Les cordonniers sont les plus mal chaussés, c’est bien connu ! Je néglige passablement la rédaction de mon autobiographie. Il m’arrive pourtant de poser sur le papier des histoires de mon enfance destinées à ma nombreuse descendance.
Vous qui venez sur mon site et vous apprêtez peut-être à faire appel à mes services, sans doute souhaitez-vous avoir une idée de ce que je suis capable d’écrire. Voici donc, à titre d’exemple, le récit d’un souvenir personnel, une « histoire de bonnes »…

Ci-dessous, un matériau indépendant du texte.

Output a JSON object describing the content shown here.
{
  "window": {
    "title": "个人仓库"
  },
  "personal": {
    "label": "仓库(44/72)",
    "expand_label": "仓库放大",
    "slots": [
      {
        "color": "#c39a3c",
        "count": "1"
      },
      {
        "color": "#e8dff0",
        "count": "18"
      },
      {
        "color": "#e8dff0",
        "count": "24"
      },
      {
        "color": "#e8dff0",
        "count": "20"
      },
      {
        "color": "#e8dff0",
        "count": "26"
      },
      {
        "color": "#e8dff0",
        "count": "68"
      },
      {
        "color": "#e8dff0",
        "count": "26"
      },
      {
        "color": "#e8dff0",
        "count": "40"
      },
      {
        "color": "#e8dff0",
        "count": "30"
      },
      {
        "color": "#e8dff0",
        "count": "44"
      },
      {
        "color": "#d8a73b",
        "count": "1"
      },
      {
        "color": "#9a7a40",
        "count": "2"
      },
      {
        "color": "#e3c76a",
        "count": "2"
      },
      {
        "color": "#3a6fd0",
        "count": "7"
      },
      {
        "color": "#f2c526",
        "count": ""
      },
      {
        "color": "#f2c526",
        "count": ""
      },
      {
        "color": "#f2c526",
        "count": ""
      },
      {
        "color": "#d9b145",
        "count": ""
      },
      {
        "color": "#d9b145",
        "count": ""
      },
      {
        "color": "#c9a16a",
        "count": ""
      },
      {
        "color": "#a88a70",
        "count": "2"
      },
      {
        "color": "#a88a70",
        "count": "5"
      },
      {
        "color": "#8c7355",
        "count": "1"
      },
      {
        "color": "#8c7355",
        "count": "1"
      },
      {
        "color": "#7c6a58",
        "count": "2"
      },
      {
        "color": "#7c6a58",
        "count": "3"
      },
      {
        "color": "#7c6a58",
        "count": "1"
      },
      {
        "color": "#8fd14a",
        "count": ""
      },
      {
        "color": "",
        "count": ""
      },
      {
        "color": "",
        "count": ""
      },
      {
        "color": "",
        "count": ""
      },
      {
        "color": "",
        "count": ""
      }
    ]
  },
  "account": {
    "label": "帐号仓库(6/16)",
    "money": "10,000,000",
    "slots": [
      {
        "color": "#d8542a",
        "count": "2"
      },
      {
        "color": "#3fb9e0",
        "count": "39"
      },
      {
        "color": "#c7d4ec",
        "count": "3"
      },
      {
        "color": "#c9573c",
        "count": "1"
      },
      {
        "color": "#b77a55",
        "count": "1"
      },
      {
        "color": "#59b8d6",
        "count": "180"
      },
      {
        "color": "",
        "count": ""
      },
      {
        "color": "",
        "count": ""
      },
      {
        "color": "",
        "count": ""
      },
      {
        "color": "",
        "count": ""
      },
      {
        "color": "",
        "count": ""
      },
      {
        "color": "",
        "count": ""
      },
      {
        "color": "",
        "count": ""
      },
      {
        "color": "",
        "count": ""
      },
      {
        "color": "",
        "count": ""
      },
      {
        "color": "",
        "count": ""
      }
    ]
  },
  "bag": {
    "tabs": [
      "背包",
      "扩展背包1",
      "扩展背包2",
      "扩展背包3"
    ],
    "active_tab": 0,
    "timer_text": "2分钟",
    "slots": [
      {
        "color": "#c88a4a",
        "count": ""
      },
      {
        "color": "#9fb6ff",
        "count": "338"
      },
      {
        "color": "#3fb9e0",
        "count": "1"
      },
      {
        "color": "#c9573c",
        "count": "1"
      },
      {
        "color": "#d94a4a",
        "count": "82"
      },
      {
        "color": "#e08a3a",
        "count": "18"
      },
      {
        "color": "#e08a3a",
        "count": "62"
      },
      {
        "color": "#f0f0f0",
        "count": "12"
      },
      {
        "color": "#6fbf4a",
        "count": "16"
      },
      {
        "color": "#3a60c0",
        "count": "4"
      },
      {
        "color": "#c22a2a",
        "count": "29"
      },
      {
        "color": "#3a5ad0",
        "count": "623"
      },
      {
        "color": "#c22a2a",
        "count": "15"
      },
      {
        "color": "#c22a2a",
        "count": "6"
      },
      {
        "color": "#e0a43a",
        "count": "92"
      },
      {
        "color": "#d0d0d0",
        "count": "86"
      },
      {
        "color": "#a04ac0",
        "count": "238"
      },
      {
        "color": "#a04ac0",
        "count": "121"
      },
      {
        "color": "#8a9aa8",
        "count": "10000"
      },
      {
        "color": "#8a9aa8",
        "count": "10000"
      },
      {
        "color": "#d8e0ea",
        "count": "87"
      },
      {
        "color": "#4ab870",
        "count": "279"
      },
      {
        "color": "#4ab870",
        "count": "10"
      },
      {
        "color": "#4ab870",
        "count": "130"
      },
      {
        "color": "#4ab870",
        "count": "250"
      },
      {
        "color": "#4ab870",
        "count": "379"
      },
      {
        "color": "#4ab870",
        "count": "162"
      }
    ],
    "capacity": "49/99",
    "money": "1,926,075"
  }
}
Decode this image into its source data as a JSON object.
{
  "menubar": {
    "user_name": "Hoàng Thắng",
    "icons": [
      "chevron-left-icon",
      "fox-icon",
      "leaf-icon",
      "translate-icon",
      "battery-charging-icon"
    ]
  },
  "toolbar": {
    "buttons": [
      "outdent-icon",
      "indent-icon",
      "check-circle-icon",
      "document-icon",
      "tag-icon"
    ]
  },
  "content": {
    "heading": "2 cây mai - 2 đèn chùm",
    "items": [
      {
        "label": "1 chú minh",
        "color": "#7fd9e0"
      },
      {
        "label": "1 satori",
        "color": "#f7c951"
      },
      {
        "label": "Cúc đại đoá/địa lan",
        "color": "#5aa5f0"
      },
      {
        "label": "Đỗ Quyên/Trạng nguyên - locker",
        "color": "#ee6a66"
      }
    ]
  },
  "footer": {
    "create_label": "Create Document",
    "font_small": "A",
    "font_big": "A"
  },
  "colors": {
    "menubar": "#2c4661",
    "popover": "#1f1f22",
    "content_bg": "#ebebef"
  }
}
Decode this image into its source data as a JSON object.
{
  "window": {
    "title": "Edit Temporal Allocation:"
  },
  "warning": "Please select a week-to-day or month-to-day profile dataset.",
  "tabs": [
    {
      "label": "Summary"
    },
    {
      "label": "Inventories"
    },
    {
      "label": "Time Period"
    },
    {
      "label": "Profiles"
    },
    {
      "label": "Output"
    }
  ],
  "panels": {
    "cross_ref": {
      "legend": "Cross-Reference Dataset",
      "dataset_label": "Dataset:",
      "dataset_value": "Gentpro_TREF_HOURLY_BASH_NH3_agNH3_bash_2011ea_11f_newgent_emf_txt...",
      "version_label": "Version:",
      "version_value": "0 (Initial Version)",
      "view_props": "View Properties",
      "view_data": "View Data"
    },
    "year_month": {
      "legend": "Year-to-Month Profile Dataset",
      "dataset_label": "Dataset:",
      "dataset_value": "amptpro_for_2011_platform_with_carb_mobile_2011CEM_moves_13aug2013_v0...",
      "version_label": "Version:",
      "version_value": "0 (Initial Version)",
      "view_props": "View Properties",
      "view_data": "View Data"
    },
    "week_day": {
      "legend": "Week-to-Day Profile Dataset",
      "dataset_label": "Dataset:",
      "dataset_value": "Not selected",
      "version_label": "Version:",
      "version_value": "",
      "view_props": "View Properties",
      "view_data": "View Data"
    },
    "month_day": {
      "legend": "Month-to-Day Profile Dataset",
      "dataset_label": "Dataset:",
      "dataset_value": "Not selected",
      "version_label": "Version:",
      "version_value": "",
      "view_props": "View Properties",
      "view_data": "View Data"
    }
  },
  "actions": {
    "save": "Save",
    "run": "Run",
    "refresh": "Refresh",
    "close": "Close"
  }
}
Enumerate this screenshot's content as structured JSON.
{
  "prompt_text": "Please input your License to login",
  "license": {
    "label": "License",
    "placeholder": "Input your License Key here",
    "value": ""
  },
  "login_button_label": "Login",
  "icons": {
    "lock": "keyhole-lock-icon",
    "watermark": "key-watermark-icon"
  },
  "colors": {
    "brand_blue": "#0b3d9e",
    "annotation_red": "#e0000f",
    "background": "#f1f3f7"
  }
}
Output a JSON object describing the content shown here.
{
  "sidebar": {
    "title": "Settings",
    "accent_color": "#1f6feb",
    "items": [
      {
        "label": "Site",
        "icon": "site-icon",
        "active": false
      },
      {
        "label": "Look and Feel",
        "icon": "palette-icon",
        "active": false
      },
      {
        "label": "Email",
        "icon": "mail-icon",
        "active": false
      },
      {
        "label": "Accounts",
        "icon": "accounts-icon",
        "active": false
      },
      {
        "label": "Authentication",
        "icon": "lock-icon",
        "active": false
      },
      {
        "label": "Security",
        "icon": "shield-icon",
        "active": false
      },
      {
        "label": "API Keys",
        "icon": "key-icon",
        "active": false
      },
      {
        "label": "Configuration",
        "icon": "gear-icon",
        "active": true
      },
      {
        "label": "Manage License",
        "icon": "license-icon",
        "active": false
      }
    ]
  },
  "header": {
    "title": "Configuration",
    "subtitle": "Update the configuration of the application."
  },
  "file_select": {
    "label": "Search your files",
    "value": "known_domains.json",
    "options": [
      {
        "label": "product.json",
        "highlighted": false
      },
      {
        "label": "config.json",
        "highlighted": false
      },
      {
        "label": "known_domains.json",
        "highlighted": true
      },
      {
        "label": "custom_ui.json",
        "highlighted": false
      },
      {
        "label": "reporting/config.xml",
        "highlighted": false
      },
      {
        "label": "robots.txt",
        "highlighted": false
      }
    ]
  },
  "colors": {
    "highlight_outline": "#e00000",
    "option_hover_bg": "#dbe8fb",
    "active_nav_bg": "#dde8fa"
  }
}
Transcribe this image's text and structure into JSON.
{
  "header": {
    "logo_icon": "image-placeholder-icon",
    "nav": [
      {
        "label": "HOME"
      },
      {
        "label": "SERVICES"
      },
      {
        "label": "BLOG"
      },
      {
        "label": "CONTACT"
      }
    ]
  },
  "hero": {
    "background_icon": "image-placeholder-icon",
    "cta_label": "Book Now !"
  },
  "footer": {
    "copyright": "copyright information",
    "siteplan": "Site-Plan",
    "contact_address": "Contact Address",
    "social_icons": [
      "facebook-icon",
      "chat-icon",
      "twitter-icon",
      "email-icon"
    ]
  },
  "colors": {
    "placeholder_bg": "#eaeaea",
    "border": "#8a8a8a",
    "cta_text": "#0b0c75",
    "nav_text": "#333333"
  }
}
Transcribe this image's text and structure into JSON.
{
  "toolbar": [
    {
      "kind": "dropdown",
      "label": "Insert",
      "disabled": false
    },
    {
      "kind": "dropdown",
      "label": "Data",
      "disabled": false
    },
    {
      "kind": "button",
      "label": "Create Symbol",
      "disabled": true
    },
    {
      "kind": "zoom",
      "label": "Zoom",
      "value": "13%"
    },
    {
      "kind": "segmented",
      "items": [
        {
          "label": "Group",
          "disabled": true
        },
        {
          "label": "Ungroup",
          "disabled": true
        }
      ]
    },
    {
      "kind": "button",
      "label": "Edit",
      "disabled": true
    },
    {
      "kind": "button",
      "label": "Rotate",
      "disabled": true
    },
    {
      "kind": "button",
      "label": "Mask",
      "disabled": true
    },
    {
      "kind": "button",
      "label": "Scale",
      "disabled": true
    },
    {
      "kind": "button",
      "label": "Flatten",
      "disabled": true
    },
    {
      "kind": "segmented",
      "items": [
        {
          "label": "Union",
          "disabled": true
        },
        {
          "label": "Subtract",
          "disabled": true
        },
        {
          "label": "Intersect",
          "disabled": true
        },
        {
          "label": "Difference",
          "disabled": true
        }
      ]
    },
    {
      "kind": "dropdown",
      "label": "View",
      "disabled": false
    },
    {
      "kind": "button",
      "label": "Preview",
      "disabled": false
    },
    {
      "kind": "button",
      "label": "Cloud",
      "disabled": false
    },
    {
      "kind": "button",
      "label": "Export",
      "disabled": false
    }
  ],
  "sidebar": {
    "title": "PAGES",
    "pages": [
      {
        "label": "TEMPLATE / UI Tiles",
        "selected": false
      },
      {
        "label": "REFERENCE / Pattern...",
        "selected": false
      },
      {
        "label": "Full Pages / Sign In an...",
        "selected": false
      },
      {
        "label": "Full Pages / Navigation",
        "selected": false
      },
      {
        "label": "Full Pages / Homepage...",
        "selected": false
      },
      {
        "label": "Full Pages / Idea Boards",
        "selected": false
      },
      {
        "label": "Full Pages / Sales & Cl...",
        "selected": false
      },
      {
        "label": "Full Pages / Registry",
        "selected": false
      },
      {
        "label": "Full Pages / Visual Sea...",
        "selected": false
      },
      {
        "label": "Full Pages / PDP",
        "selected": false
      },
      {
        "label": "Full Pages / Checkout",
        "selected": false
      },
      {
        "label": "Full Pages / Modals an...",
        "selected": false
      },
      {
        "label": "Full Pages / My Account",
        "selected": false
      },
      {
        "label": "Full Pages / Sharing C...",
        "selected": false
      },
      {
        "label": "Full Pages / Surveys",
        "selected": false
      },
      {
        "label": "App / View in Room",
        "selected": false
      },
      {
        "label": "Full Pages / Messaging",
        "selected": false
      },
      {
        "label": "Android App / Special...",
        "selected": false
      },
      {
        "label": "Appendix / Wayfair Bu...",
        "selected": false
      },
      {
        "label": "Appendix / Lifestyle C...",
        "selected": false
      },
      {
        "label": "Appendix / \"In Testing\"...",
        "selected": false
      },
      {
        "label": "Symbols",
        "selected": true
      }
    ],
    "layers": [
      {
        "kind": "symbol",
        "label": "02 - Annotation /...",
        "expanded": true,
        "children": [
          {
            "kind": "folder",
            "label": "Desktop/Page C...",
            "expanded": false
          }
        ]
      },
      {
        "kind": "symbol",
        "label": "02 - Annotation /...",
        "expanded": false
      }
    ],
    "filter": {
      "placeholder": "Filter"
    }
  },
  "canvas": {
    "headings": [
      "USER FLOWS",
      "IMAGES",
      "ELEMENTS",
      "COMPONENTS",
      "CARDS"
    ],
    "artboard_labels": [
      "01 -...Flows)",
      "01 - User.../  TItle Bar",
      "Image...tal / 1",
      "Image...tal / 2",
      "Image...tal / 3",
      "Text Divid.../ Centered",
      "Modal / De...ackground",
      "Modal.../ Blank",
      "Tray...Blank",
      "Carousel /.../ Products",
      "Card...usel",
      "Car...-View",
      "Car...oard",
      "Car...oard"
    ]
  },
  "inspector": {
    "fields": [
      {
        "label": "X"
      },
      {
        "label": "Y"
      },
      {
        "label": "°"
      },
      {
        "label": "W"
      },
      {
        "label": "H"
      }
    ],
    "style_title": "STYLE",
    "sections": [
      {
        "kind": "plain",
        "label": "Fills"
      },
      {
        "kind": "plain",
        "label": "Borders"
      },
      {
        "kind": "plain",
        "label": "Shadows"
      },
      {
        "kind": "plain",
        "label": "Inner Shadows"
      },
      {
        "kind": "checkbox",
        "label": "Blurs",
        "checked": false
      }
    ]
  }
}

J’étais fille d’enseignants et non pas vraiment « gosse de riches ». Les deux salaires de mes parents suffisaient à l’époque (j’ai 60 ans) à payer les services d’une « bonne », mais aussi d’une femme de ménage pour les gros travaux, le samedi, d’un jardinier (surnommé par nous, les enfants, « Pichenette », je ne sais pourquoi) et d’une couturière qui exerçait ses talents à la maison le jeudi toute la journée et déjeunait avec nous. Sans parler des leçons de piano pour lesquelles nous allions une fois par semaine au domicile de notre professeur. Qui imaginerait maintenant qu’un couple d’enseignants puisse avoir les moyens d’employer autant de personnel ?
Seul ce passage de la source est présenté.